Cynthia Jean Mary explained the role of nonverbal cues and taught techniques for reducing misunderstandings. She described closed-loop communication as a three-step practice in which the sender states a message, the receiver repeats it back to "confirm their understanding," and the sender confirms the accuracy. In a brief role play, a presenter reiterated an instruction about taking blood pressure medication with breakfast; the repetition and confirmation illustrated the closed-loop method in practice.

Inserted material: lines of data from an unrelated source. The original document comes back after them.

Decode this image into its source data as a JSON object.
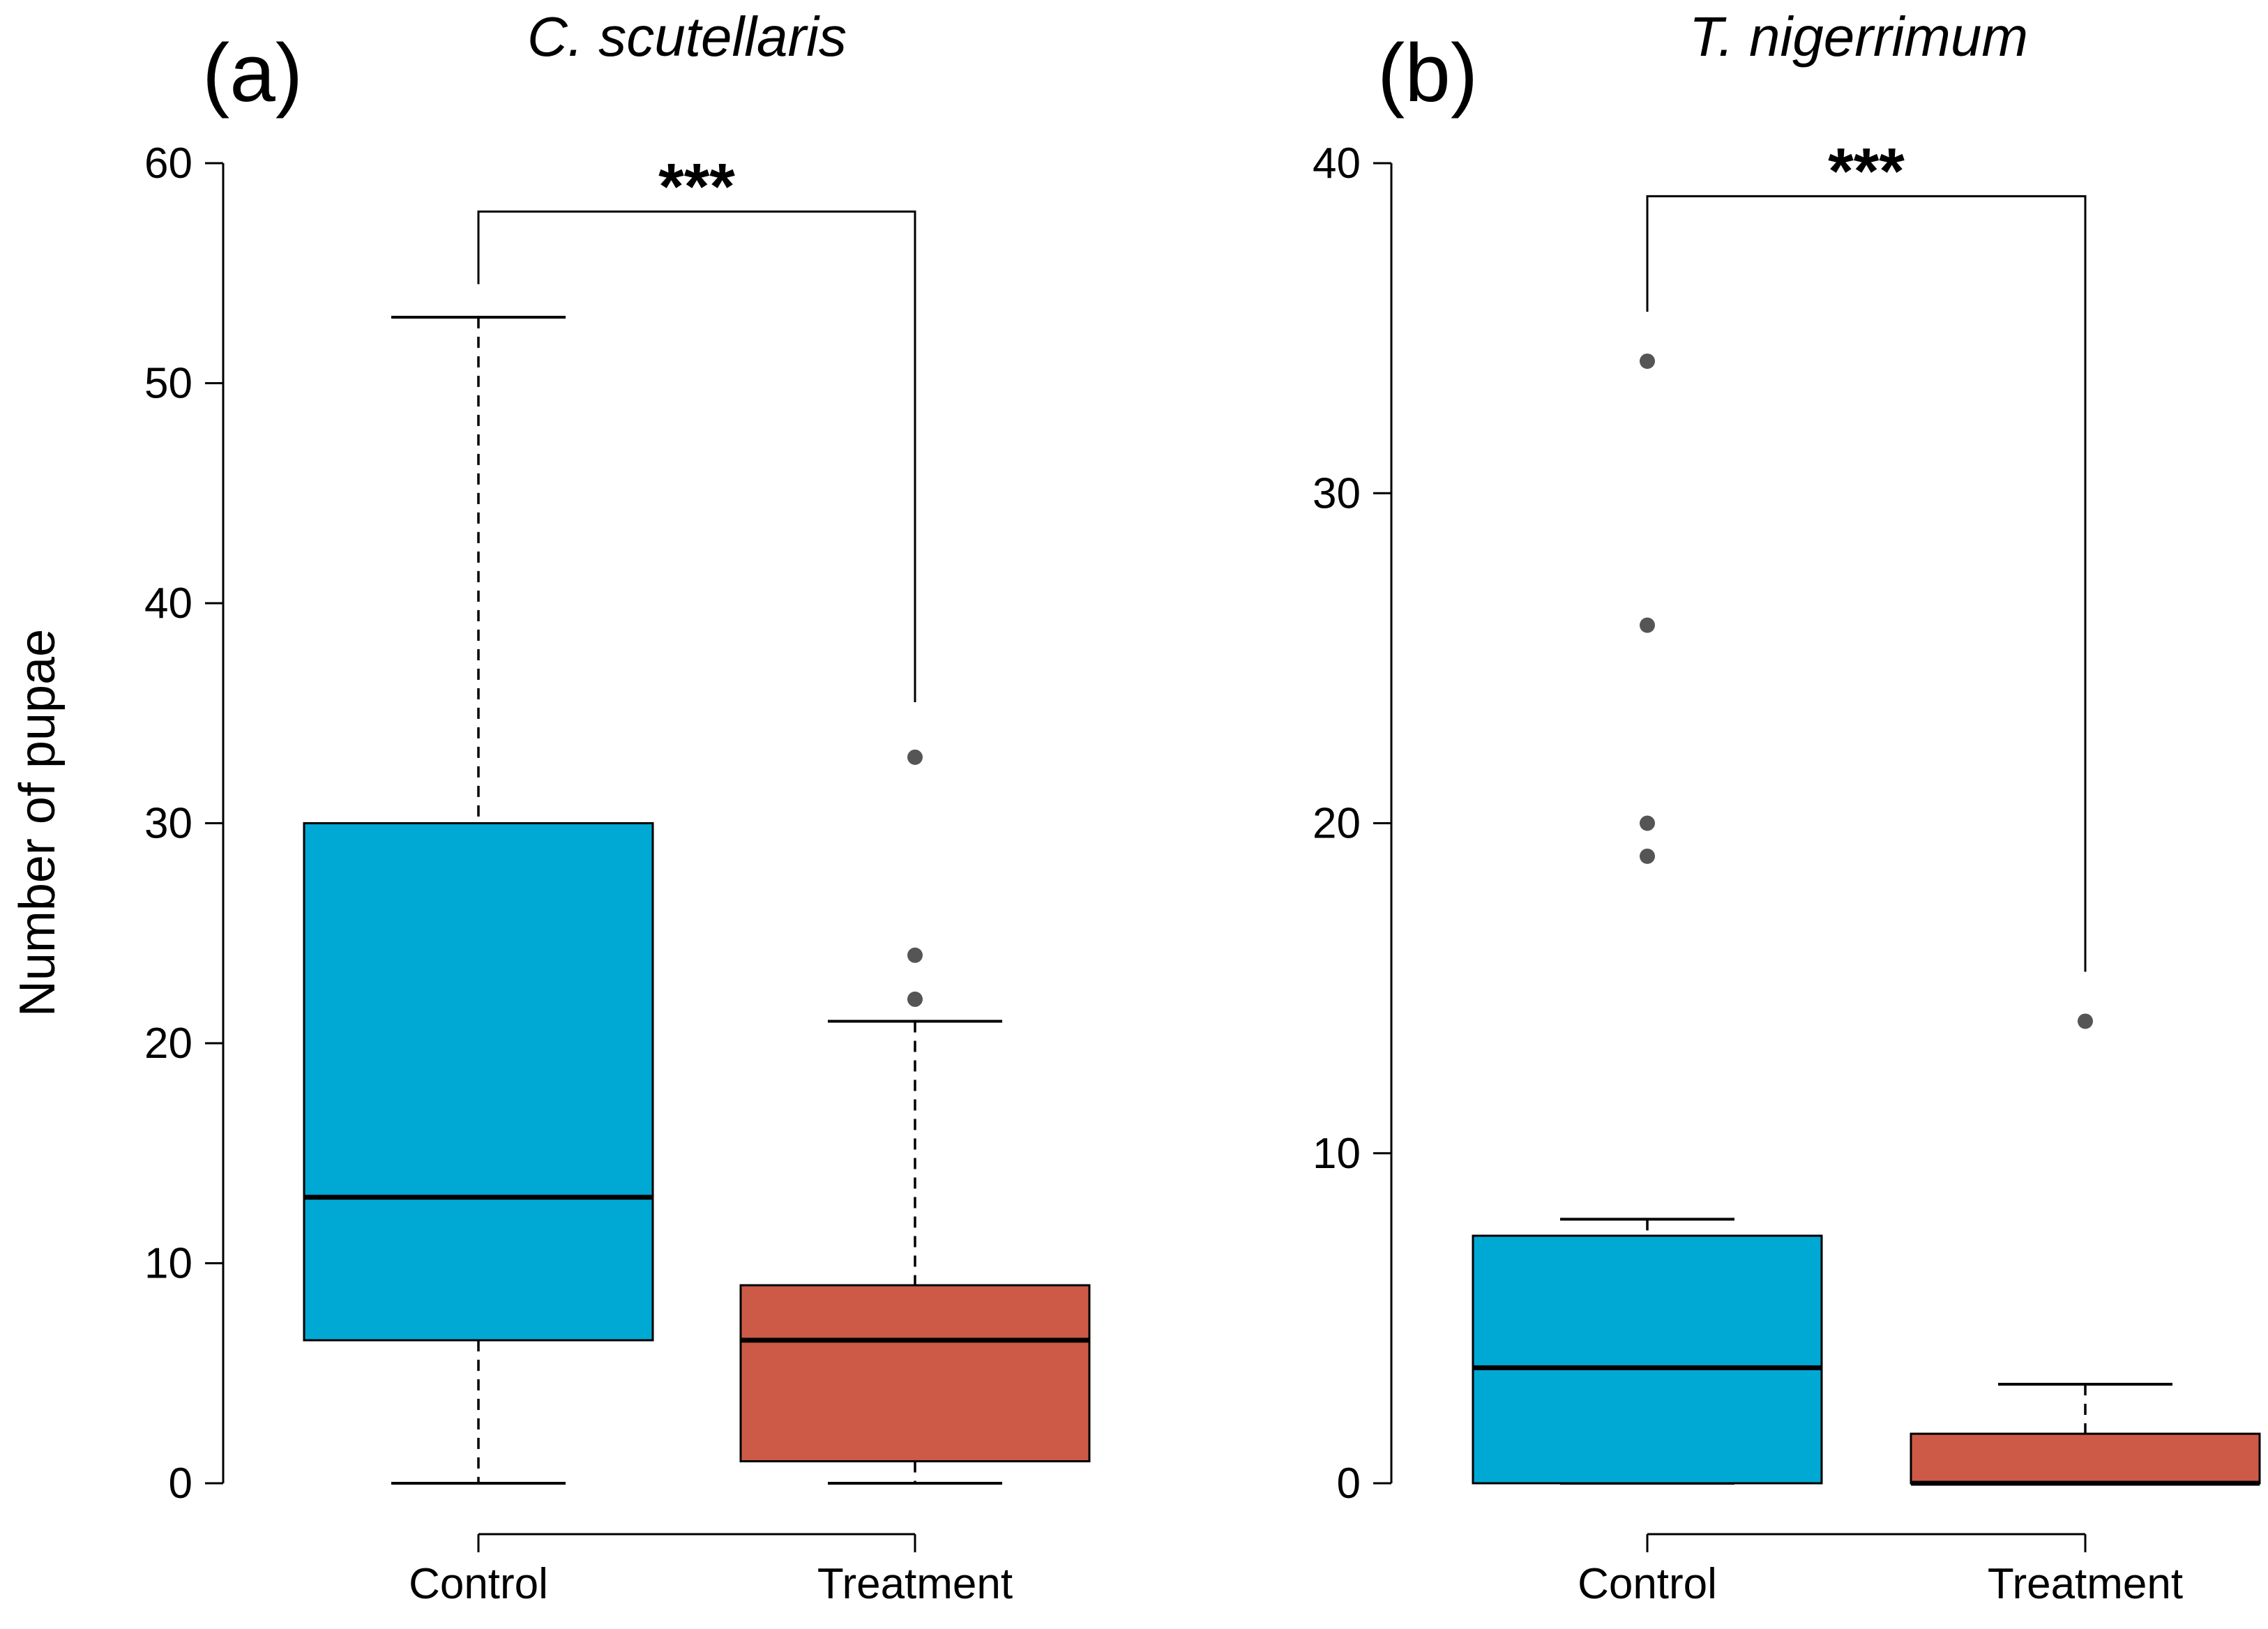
{
  "figure": {
    "ylabel": "Number of pupae"
  },
  "chart_data": [
    {
      "type": "box",
      "panel_label": "(a)",
      "title": "C. scutellaris",
      "categories": [
        "Control",
        "Treatment"
      ],
      "yticks": [
        0,
        10,
        20,
        30,
        40,
        50,
        60
      ],
      "ylim": [
        0,
        60
      ],
      "significance": "***",
      "bracket_y": [
        57.8,
        54.5,
        35.5
      ],
      "boxes": [
        {
          "name": "Control",
          "min": 0,
          "q1": 6.5,
          "median": 13,
          "q3": 30,
          "max": 53,
          "outliers": [],
          "color": "#00a9d4"
        },
        {
          "name": "Treatment",
          "min": 0,
          "q1": 1,
          "median": 6.5,
          "q3": 9,
          "max": 21,
          "outliers": [
            33,
            24,
            22
          ],
          "color": "#cc5a47"
        }
      ]
    },
    {
      "type": "box",
      "panel_label": "(b)",
      "title": "T. nigerrimum",
      "categories": [
        "Control",
        "Treatment"
      ],
      "yticks": [
        0,
        10,
        20,
        30,
        40
      ],
      "ylim": [
        0,
        40
      ],
      "significance": "***",
      "bracket_y": [
        39.0,
        35.5,
        15.5
      ],
      "boxes": [
        {
          "name": "Control",
          "min": 0,
          "q1": 0,
          "median": 3.5,
          "q3": 7.5,
          "max": 8,
          "outliers": [
            34,
            26,
            20,
            19
          ],
          "color": "#00a9d4"
        },
        {
          "name": "Treatment",
          "min": 0,
          "q1": 0,
          "median": 0,
          "q3": 1.5,
          "max": 3,
          "outliers": [
            14
          ],
          "color": "#cc5a47"
        }
      ]
    }
  ]
}
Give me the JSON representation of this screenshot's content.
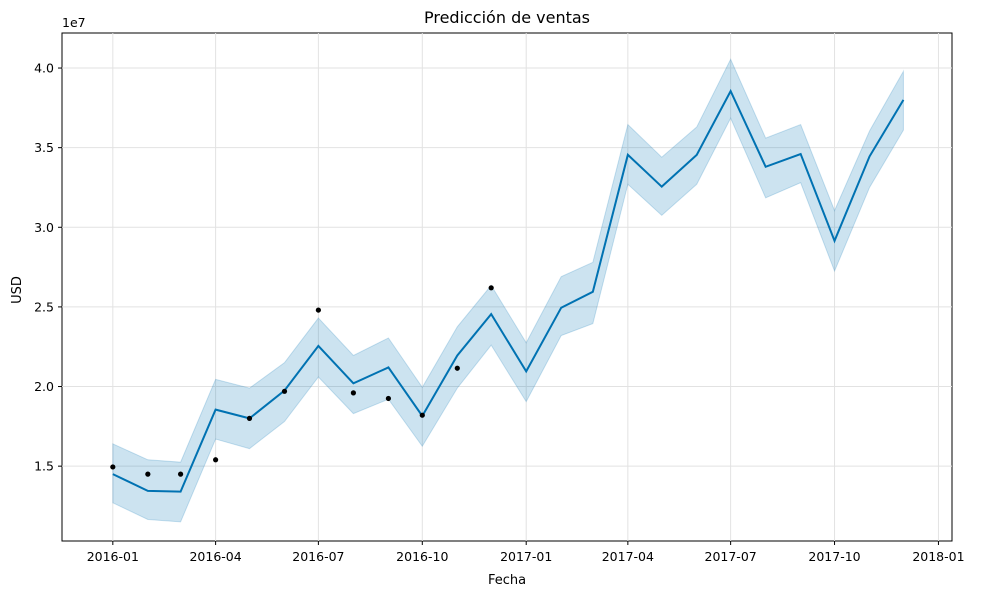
{
  "chart_data": {
    "type": "line",
    "title": "Predicción de ventas",
    "xlabel": "Fecha",
    "ylabel": "USD",
    "y_multiplier_label": "1e7",
    "xlim": [
      "2015-11-17",
      "2018-01-13"
    ],
    "ylim": [
      10300000.0,
      42200000.0
    ],
    "grid": true,
    "x_ticks": [
      {
        "date": "2016-01-01",
        "label": "2016-01"
      },
      {
        "date": "2016-04-01",
        "label": "2016-04"
      },
      {
        "date": "2016-07-01",
        "label": "2016-07"
      },
      {
        "date": "2016-10-01",
        "label": "2016-10"
      },
      {
        "date": "2017-01-01",
        "label": "2017-01"
      },
      {
        "date": "2017-04-01",
        "label": "2017-04"
      },
      {
        "date": "2017-07-01",
        "label": "2017-07"
      },
      {
        "date": "2017-10-01",
        "label": "2017-10"
      },
      {
        "date": "2018-01-01",
        "label": "2018-01"
      }
    ],
    "y_ticks": [
      {
        "value": 15000000.0,
        "label": "1.5"
      },
      {
        "value": 20000000.0,
        "label": "2.0"
      },
      {
        "value": 25000000.0,
        "label": "2.5"
      },
      {
        "value": 30000000.0,
        "label": "3.0"
      },
      {
        "value": 35000000.0,
        "label": "3.5"
      },
      {
        "value": 40000000.0,
        "label": "4.0"
      }
    ],
    "colors": {
      "forecast": "#0072B2",
      "interval": "#0072B2",
      "actual": "#000000",
      "grid": "#e2e2e2"
    },
    "series": [
      {
        "kind": "actual",
        "x": [
          "2016-01-01",
          "2016-02-01",
          "2016-03-01",
          "2016-04-01",
          "2016-05-01",
          "2016-06-01",
          "2016-07-01",
          "2016-08-01",
          "2016-09-01",
          "2016-10-01",
          "2016-11-01",
          "2016-12-01"
        ],
        "y": [
          14950000,
          14500000,
          14500000,
          15400000,
          18000000,
          19700000,
          24800000,
          19600000,
          19250000,
          18200000,
          21150000,
          26200000
        ]
      },
      {
        "kind": "forecast",
        "x": [
          "2016-01-01",
          "2016-02-01",
          "2016-03-01",
          "2016-04-01",
          "2016-05-01",
          "2016-06-01",
          "2016-07-01",
          "2016-08-01",
          "2016-09-01",
          "2016-10-01",
          "2016-11-01",
          "2016-12-01",
          "2017-01-01",
          "2017-02-01",
          "2017-03-01",
          "2017-04-01",
          "2017-05-01",
          "2017-06-01",
          "2017-07-01",
          "2017-08-01",
          "2017-09-01",
          "2017-10-01",
          "2017-11-01",
          "2017-12-01"
        ],
        "y": [
          14500000,
          13450000,
          13400000,
          18550000,
          18000000,
          19750000,
          22550000,
          20200000,
          21200000,
          18150000,
          21950000,
          24550000,
          20950000,
          24950000,
          25950000,
          34550000,
          32550000,
          34550000,
          38550000,
          33800000,
          34600000,
          29150000,
          34450000,
          38000000
        ],
        "lower": [
          12700000,
          11650000,
          11500000,
          16700000,
          16100000,
          17800000,
          20600000,
          18300000,
          19200000,
          16250000,
          19900000,
          22600000,
          19050000,
          23200000,
          23950000,
          32700000,
          30750000,
          32700000,
          36850000,
          31850000,
          32800000,
          27250000,
          32500000,
          36100000
        ],
        "upper": [
          16400000,
          15400000,
          15250000,
          20450000,
          19900000,
          21500000,
          24300000,
          21950000,
          23050000,
          19950000,
          23750000,
          26350000,
          22750000,
          26900000,
          27800000,
          36450000,
          34400000,
          36300000,
          40550000,
          35600000,
          36450000,
          31050000,
          36050000,
          39800000
        ]
      }
    ]
  }
}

The session introduced OARS as practical, repeatable tools for client conversations: open-ended questions ("what, which, where, how, tell me"), affirmations to acknowledge strengths, reflective statements to demonstrate understanding, and summarizing to keep conversations focused on reasons for change and next steps. Panelists recommended using open-ended prompts such as "How is the job search going?" instead of yes/no queries to draw out more informative responses from clients.

Panelists also discussed cultural differences in nonverbal behavior. Cynthia noted that reduced eye contact can be culturally appropriate and cautioned CHWs to "be aware of how clients communicate with us" rather than assuming lack of engagement. Eve Berry, who joined the Q&A after a technical delay, gave field examples of closed-loop use in benefits counseling: restating a client's description of missing paperwork and asking "Did I get that right?" to confirm understanding.

Throughout the Q&A, presenters offered de-escalation strategies for repetitive or aggressive communication, including reflecting a client's frustration and using motivational interviewing prompts to encourage thinking about options rather than issuing directives. Panelists recommended supervisor or team support when a situation exceeds a worker's scope.

Rachel Rusnak closed the session by reminding attendees that the webinar counts for 1.5 continuing education hours for certified community health workers and that the Office will share the recording, slide deck, and a Q&A transcript on its website. Contact information for the presenters was provided for follow-up.